Update macOS through System Settings > General > Software Update. Apple bundles GPU drivers with macOS updates.

Linux

sudo ubuntu-drivers autoinstall

Or for NVIDIA specifically:

sudo apt install nvidia-driver-<version>

After updating, check your display settings — the correct native resolution should now appear, and black bars should be gone.

Quick Troubleshooting Checklist

Run through this list in order. Most black bar issues are resolved within the first four steps:

Step What to Check How
1 Is the resolution set to native? Visit MyScreenResolution.com and compare to your monitor's specs
2 Does the aspect ratio match? A 4:3 resolution on a 16:9 screen always causes side bars
3 Is GPU scaling set to Full-screen? Check NVIDIA Control Panel, AMD Radeon Software, or Intel Graphics Command Center
4 Is overscan/underscan disabled? Check your TV or monitor OSD settings, plus HDMI scaling in the GPU control panel
5 Is the display in Extend mode (not Duplicate)? Press Win + P on Windows or check display arrangement on Mac
6 Is the graphics driver up to date? Device Manager > Display adapters > Update driver
7 Is the cable sufficient for the resolution? HDMI 2.0+ or DisplayPort 1.2+ for 1440p and above
8 Is the monitor set to the correct input? Check the OSD menu for the active input source

If the black bars only appear in specific games or videos, skip the system-level fixes and go directly to Fix 6 or Fix 7.

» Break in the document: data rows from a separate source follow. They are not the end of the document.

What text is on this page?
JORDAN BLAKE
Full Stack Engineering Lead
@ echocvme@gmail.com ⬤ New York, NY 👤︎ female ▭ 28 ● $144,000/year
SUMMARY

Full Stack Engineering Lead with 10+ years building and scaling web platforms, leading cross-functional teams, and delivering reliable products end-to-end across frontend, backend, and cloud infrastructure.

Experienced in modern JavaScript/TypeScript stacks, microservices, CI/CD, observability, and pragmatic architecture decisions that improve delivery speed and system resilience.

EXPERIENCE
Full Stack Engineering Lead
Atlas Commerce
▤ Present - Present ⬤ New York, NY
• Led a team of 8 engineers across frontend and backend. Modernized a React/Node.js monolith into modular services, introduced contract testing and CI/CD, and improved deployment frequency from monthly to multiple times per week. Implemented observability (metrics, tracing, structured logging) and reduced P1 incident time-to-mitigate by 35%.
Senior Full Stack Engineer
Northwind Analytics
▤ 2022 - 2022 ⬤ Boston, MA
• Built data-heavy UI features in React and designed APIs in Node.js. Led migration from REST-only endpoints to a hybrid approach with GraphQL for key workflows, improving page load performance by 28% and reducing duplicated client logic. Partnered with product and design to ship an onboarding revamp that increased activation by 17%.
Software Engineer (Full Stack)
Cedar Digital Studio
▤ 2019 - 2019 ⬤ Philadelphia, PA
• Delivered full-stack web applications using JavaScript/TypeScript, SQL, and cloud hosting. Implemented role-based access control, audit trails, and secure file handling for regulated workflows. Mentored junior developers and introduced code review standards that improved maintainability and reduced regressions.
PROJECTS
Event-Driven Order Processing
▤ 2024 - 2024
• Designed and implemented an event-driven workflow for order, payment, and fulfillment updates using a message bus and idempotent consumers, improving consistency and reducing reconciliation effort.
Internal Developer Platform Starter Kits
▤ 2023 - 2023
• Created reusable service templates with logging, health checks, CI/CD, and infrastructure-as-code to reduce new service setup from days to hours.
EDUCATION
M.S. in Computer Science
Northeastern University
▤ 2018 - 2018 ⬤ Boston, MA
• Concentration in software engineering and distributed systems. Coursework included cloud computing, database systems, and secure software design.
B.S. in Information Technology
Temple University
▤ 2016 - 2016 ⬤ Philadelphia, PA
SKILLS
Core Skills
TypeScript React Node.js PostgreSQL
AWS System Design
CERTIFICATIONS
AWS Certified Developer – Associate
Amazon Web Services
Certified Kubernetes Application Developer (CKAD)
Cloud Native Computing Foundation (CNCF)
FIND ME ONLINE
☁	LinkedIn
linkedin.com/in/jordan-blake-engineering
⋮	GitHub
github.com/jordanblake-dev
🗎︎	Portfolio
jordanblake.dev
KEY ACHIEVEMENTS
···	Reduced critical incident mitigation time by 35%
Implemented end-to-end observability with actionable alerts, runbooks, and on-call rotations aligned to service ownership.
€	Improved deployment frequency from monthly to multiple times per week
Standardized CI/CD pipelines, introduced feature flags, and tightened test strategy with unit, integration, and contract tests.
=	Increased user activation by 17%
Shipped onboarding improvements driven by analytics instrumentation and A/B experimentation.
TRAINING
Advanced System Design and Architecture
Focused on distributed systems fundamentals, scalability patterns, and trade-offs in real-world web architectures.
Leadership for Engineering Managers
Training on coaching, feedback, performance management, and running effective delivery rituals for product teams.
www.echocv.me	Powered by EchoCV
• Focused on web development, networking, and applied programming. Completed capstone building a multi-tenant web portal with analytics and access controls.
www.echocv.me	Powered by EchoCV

For more display troubleshooting, see our guides on how to check your screen resolution and screen resolution not fitting screen.

Conclusion

Black bars on the sides of your screen are caused by a mismatch between the signal your computer sends and what your monitor expects. In most cases, the fix is straightforward: set your display to its native resolution, make sure the aspect ratio matches your monitor, and check your GPU scaling settings. If you are using a TV, disable overscan. If the bars only show up in games or videos, adjust the in-app display settings or accept the bars as the correct way to display content with a different aspect ratio. Work through the checklist above and the bars will be gone in minutes.